Sign Out
Losartan: In clinical pharmacokinetic trials, no drug interactions of clinical significance have been identified with hydrochlorothiazide, digoxin, warfarin, cimetidine, phenobarbital (see Hydrochlorothiazide: Alcohol, barbiturates or narcotics as follows), ketoconazole and erythromycin. Rifampin and fluconazole have been reported to reduce levels of active metabolite. The clinical consequences of these interactions have not been evaluated.
As with other drugs that block angiotensin II or its effects, concomitant use of potassium-sparing diuretics (e.g., spironolactone, triamterene, amiloride), potassium supplements, salt substitutes containing potassium, or other drugs that may increase serum potassium (e.g., trimethoprim-containing products) may lead to increases in serum potassium.
As with other drugs which affect the excretion of sodium, lithium excretion may be reduced. Therefore, serum lithium levels should be monitored carefully if lithium salts are to be co-administered with angiotensin II receptor antagonists.
Non-steroidal anti-inflammatory drugs (NSAIDs) including selective cyclooxygenase-2 inhibitors (COX-2 inhibitors) may reduce the effect of diuretics and other antihypertensive drugs. Therefore, the antihypertensive effect of angiotensin II receptor antagonists or ACE inhibitors may be attenuated by NSAIDs including selective COX-2 inhibitors.
In some patients with compromised renal function (e.g., elderly patients or patients who are volume depleted, including those on diuretic therapy) who are being treated with non-steroidal anti-inflammatory drugs, including selective cyclooxygenase-2 inhibitors, the co-administration of angiotensin II receptor antagonists or ACE inhibitors may result in a further deterioration of renal function, including possible acute renal failure. These effects are usually reversible. Therefore, the combination should be administered with caution in patients with compromised renal function.
Dual blockade of the renin-angiotensin-aldosterone system (RAAS) with angiotensin receptor blockers, ACE inhibitors, or aliskiren is associated with increased risks of hypotension, syncope, hyperkalemia, and changes in renal function (including acute renal failure) compared to monotherapy. Closely monitor blood pressure, renal function, and electrolytes in patients on FORTZAAR and other agents that affect the RAAS. Do not co-administer aliskiren with FORTZAAR in patients with diabetes. Avoid use of aliskiren with FORTZAAR in patients with renal impairment (GFR <60 mL/min).
Grapefruit juice contains components that inhibit CYP 450 enzymes and may lower the concentration of the active metabolite of losartan which may reduce the therapeutic effect. Consumption of grapefruit juice should be avoided while taking HYZAAR.
Hydrochlorothiazide: When given concurrently, the following drugs may interact with thiazide diuretics: Alcohol, barbiturates, or narcotics: potentiation of orthostatic hypotension may occur.
Antidiabetic drugs (oral agents and insulin): dosage adjustment of the antidiabetic drug may be required.
Other antihypertensive drugs: additive effect.
Cholestyramine and colestipol resins: Absorption of hydrochlorothiazide is impaired in the presence of anionic exchange resins. Single doses of either cholestyramine or colestipol resins bind the hydrochlorothiazide and reduce its absorption from the gastrointestinal tract by up to 85 and 43 percent, respectively.

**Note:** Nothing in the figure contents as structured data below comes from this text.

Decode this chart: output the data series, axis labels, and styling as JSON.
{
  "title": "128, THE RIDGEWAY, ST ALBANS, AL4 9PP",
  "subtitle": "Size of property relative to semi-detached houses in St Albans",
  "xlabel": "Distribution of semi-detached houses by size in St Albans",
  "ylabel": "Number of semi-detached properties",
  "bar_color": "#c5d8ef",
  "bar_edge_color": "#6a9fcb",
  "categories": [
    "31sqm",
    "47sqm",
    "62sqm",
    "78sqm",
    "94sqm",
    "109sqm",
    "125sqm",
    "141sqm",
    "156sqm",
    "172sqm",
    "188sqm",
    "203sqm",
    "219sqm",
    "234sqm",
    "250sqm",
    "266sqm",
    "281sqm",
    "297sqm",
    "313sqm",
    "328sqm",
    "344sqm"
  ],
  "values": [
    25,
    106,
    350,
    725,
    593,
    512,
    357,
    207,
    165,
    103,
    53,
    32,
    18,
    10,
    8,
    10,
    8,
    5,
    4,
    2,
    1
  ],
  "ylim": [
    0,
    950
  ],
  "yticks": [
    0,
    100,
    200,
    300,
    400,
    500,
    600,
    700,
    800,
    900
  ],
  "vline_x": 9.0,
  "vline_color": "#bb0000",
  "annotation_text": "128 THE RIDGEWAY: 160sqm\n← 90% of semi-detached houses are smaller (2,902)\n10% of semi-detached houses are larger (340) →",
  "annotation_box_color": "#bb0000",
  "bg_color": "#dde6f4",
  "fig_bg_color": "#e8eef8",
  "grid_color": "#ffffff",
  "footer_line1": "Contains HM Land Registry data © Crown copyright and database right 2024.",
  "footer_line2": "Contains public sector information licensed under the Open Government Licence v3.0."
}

Corticosteroids, ACTH or glycyrrhizin (found in liquorice): intensified electrolyte depletion, particularly hypokalemia.
Pressor amines (e.g., adrenaline): possible decreased response to pressor amines but not sufficient to preclude their use.
Skeletal muscle relaxants, nondepolarizing (e.g., tubocurarine): possible increased responsiveness to the muscle relaxant.
Lithium: Diuretic agents reduce the renal clearance of lithium and add a high risk of lithium toxicity; concomitant use is not recommended. Refer to the package inserts for lithium preparations before use of such preparations.
Non-Steroidal Anti-inflammatory Drugs Including Cyclooxygenase-2 Inhibitors: The administration of a non-steroidal anti-inflammatory agent including a selective cyclooxygenase-2 inhibitor can reduce the diuretic, natriuretic, and antihypertensive effects of diuretics.
In some patients with compromised renal function (e.g., elderly patients or patients who are volume-depleted, including those on diuretic therapy) who are being treated with non-steroidal anti-inflammatory drugs, including selective cyclooxygenase-2 inhibitors, the co-administration of angiotensin II receptor antagonists or ACE inhibitors may result in a further deterioration of renal function, including possible acute renal failure. These effects are usually reversible. Therefore, the combination should be administered with caution in patients with compromised renal function.
Drug/Laboratory Test Interactions: Because of their effects on calcium metabolism, thiazides may interfere with tests for parathyroid function (see PRECAUTIONS).